Nel luglio 2024, onsemi ha acquisito SWIR Vision Systems, che detiene brevetti per la tecnologia dei quantum dot colloidali, abilitando sensori SWIR (Short-Wave Infrared) basati su CMOS. A differenza dei tradizionali sensori SWIR basati su InGaAs (900 nm - 1700 nm), la tecnologia SWIR di onsemi copre un intervallo più ampio (400 nm - 2100 nm).
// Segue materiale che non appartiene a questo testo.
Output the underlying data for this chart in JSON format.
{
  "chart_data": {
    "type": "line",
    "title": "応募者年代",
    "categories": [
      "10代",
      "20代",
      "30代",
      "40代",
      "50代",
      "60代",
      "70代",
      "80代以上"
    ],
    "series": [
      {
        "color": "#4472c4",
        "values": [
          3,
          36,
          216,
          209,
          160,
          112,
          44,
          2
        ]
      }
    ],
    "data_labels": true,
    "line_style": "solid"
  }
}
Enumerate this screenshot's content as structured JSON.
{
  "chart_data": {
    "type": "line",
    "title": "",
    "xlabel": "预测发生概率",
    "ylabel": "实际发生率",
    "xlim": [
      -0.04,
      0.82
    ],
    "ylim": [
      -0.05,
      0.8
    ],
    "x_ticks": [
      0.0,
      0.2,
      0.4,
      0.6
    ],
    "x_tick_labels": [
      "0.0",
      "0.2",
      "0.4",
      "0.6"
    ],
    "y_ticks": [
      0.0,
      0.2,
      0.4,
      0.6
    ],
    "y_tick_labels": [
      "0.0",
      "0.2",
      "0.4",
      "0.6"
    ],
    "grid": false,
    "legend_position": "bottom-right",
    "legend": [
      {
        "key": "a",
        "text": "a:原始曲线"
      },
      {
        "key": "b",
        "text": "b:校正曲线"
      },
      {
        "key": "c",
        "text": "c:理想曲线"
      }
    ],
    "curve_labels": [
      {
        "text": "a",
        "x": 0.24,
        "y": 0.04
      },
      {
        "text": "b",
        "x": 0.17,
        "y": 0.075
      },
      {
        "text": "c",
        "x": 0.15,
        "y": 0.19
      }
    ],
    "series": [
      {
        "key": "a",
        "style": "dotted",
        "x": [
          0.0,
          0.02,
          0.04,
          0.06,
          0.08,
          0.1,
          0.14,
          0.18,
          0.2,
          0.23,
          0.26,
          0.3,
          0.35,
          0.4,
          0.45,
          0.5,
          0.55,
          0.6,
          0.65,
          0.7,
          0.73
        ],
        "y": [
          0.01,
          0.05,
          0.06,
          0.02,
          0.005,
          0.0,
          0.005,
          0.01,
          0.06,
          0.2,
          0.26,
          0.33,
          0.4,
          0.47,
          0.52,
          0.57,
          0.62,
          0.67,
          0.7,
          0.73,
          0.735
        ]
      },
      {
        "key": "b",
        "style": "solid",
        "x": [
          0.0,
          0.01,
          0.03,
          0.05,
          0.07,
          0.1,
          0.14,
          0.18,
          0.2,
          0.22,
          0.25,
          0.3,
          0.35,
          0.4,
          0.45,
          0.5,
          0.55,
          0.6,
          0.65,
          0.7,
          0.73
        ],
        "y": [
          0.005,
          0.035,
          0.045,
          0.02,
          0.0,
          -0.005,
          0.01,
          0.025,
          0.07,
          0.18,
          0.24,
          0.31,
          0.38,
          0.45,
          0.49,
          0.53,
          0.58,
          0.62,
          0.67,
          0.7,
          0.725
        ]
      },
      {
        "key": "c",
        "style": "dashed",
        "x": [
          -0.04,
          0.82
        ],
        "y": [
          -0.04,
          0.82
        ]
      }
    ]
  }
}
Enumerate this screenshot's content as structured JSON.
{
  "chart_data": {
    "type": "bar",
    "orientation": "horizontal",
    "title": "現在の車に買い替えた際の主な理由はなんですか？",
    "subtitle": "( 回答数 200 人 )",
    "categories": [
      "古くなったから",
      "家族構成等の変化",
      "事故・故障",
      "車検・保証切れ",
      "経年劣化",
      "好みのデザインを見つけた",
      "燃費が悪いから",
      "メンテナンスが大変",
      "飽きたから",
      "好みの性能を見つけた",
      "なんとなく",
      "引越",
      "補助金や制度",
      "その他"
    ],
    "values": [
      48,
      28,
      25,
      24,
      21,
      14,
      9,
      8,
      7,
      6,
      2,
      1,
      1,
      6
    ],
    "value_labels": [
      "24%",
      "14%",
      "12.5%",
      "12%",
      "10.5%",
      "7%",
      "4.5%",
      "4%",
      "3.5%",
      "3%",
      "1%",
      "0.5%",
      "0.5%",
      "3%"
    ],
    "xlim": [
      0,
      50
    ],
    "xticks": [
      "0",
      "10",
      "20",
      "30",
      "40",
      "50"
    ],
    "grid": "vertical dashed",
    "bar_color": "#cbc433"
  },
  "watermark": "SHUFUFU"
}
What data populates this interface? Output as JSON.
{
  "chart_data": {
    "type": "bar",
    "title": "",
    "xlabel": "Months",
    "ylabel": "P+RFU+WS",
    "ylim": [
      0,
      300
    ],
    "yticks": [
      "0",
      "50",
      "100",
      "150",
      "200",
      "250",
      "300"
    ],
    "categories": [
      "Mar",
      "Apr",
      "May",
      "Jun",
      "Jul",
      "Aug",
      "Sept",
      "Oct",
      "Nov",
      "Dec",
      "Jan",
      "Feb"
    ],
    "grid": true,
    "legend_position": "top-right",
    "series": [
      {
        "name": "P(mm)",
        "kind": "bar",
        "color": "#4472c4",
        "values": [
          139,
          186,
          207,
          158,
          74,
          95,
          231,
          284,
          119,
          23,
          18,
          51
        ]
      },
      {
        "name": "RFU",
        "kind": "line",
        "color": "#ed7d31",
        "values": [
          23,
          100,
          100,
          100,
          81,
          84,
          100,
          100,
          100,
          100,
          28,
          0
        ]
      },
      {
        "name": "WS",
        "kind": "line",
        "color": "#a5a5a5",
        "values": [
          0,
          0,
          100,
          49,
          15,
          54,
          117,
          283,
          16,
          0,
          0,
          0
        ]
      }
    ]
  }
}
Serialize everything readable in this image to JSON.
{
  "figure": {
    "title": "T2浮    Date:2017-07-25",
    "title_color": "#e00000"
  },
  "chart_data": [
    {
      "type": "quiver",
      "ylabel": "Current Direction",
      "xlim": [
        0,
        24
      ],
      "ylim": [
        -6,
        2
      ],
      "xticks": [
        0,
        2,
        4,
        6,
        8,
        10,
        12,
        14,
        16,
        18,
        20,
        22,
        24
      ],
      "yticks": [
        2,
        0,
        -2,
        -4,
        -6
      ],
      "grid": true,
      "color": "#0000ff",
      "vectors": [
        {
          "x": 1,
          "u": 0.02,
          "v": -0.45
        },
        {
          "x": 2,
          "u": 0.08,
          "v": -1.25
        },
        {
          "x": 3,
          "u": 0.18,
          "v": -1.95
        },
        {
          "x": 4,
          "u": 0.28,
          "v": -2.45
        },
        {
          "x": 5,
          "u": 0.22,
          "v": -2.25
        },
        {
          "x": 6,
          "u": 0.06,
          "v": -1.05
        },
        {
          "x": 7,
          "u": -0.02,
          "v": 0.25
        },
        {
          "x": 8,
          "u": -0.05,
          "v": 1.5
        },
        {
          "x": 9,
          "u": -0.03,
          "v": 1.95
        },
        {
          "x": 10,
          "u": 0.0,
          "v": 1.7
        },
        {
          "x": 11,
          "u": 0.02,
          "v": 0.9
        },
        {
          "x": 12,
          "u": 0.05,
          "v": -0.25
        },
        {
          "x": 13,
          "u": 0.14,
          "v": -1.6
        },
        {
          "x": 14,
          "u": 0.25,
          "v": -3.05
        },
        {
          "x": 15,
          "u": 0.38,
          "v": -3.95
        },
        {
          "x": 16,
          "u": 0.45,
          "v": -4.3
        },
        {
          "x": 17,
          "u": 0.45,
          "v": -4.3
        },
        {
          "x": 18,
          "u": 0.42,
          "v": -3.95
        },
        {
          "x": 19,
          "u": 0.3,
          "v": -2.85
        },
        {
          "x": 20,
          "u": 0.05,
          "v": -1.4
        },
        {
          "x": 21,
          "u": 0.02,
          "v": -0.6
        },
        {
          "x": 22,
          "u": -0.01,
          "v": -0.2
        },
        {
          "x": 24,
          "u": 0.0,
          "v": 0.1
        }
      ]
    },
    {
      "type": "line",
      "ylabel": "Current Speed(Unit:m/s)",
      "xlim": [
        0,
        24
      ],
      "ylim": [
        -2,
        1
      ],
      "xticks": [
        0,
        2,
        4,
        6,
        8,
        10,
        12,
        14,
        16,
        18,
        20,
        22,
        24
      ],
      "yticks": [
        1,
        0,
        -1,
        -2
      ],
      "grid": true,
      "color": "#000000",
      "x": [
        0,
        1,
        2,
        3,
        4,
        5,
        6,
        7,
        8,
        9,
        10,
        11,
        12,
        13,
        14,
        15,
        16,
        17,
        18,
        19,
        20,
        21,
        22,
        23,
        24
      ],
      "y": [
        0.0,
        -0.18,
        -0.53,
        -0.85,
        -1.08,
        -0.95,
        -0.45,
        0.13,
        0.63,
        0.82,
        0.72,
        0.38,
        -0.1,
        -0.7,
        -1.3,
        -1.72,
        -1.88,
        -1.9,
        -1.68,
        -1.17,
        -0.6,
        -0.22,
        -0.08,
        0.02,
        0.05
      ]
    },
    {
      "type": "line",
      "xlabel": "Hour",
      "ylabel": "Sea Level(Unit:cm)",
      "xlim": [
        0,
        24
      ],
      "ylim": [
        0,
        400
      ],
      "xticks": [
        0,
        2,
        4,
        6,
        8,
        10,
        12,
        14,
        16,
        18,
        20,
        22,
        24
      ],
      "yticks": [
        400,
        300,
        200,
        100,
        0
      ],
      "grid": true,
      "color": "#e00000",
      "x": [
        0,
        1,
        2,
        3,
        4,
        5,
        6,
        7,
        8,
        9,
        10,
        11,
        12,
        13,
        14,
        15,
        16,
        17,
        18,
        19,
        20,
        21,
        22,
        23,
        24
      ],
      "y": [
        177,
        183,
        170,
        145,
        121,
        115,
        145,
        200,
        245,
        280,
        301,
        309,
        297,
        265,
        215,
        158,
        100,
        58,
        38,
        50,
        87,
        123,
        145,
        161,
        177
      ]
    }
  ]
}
Inoltre, i sensori SWIR di onsemi sono classificati come EAR99, rendendoli più facili da esportare rispetto ai sensori SWIR InGaAs classificati ITAR. Attualmente, SWIR è disponibile in fotocamere BGA, da 1 MP e 2 MP, con ulteriori prodotti in fase di sviluppo.
Conclusione
Il futuro dei sensori d'immagine risiede nel raggiungimento di una risoluzione più alta, formati ottici più piccoli, una gamma dinamica più ampia, un minore consumo energetico e una maggiore precisione. Guardando avanti, l'integrazione dell'IA con le tecnologie avanzate dei sensori sbloccherà nuove possibilità per la robotica. Dalla sanità all'istruzione, questi progressi consentiranno ai robot di svolgere compiti sempre più complessi in ambienti diversi. Con il continuo calo dei costi della robotica, possiamo aspettarci una più ampia adozione nei settori dei servizi e nelle applicazioni domestiche. I sensori d'immagine sono la pietra angolare della robotica moderna, rendendo possibili compiti che spaziano dalla mappatura 3D all'evitamento delle collisioni con una precisione senza precedenti. onsemi sta affrontando attivamente queste esigenze attraverso un'innovazione continua, garantendo che i suoi sensori rimangano all'avanguardia nel settore. Le tecnologie di sensori all'avanguardia di onsemi, tra cui la serie Hyperlux, le soluzioni iToF e i sensori SWIR, stanno guidando la prossima ondata di progressi nella robotica e nell'automazione. Man mano che queste tecnologie evolvono, estenderanno le capacità dei robot, creando nuove opportunità nei diversi settori e migliorando il nostro modo di lavorare e vivere.